From that day, 2 – 3 years became like a deadline for us, a fearful age at which we expected to lose our daughter. I’ve talked to other parents and they live with this same feeling of impending grief. Grace’s seizures started not long after that and of course we were terrified, knowing nothing about epilepsy, seeing our baby girl jerking and turning blue and stopping breathing. We didn’t know then if seizures could kill her, actually they can, but usually they do not unless they last too long. We began a new life of taking care of our daughter’s health, talking to many doctors, worrying, praying, and trying to be good parents to our three boys. Early childhood therapists came to work with Grace at our home which was good, but also an intrusion into our routine. Finding a seizure medicine combination to control her frequent and very debilitating seizures was the highest priority.
Grace was 2 years old when we move to the country. When she reached her third birthday and did not immediately die, we rejoiced ! She made it! She’s still alive! She beat the odds! We were and are so thankful that she is still with us. Other children I’ve met in the years since diagnosis were not so lucky. Some have barely made it to one year, having more severe heart and lung conditions along with seizures. Others have made it 4, 5, 10 years. I’ve had to say the words “I’m so sorry for your loss.” over and over since Grace was born. It never gets easier saying goodbye to a friend’s child.
After Grace turned 12 or so, and we put her on a different seizure medication, her health seemed to stabilize and our hospital visits were much less frequent. We began to relax a bit. I started running and being able to leave her with other caregivers more often without worrying. One day I realized that the doctors were wrong. They based her prognosis on very limited information that was available at that time. Now, with better medical care, children like Grace are living longer! Not all of them, but many more than in the past. Some people might question whether this is a good thing. I think the parents know when it’s time to stop intervening.
Fast forward to yesterday! Grace is now an adult! 18 years old, with the developmental skills of an infant, but the beauty of an angel. She sometimes has the attitude of a teenager! I love it when she acts fussy like a normal girl. She has normal hormones like a regular young woman, so she will at times act grouchy and it cracks me up! She was happy yesterday, I think. She can’t talk, but she makes sounds and if you know her you can tell how she’s feeling.

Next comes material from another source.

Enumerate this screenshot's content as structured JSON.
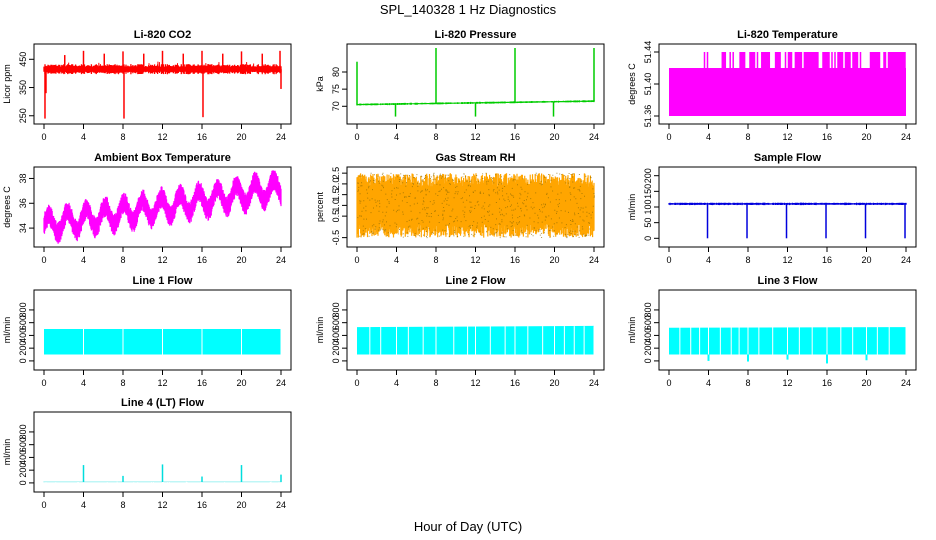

I was feeling very depressed and anxious all week, but I was in such denial that I had no idea why. But finally God opened my eyes and I saw that I was feeling sad about her birthday, like I do every year, not because it’s her birthday, but because it’s so hard to celebrate with a non-verbal, tube fed child who cannot use her hands or express her wants. I was at a loss. But while driving to town to get birthday cake ingredients, I started thinking about gift ideas. At the store I looked at the comforters and sheets, thinking I might change up her bedroom decor. But she has a special bed and I don’t think the comforter would work well, so I just keep walking around. Then I thought I’d look at a Bluetooth speaker for her room, something to hook up an old iPhone to so she could listen to streaming music instead of radio music. Then LIGHTBULB moment! I will look at the tablets! A lot of people seem to have those for their special kids. So that is what I bought, just a cheap RCA one, but it works fine. My mood changed instantly! I had a gift for my daughter! I can’t tell you how happy this made me. I just had no idea how sad I was about this until the sadness was lifted. I am very thankful for God helping me with this and showing that He cares about even the small things.
I went home and made a delicious gluten free cake,a gluten free pasta alfredo dinner and celebrated my daughter’s 18th birthday with her and my family. To God be the glory!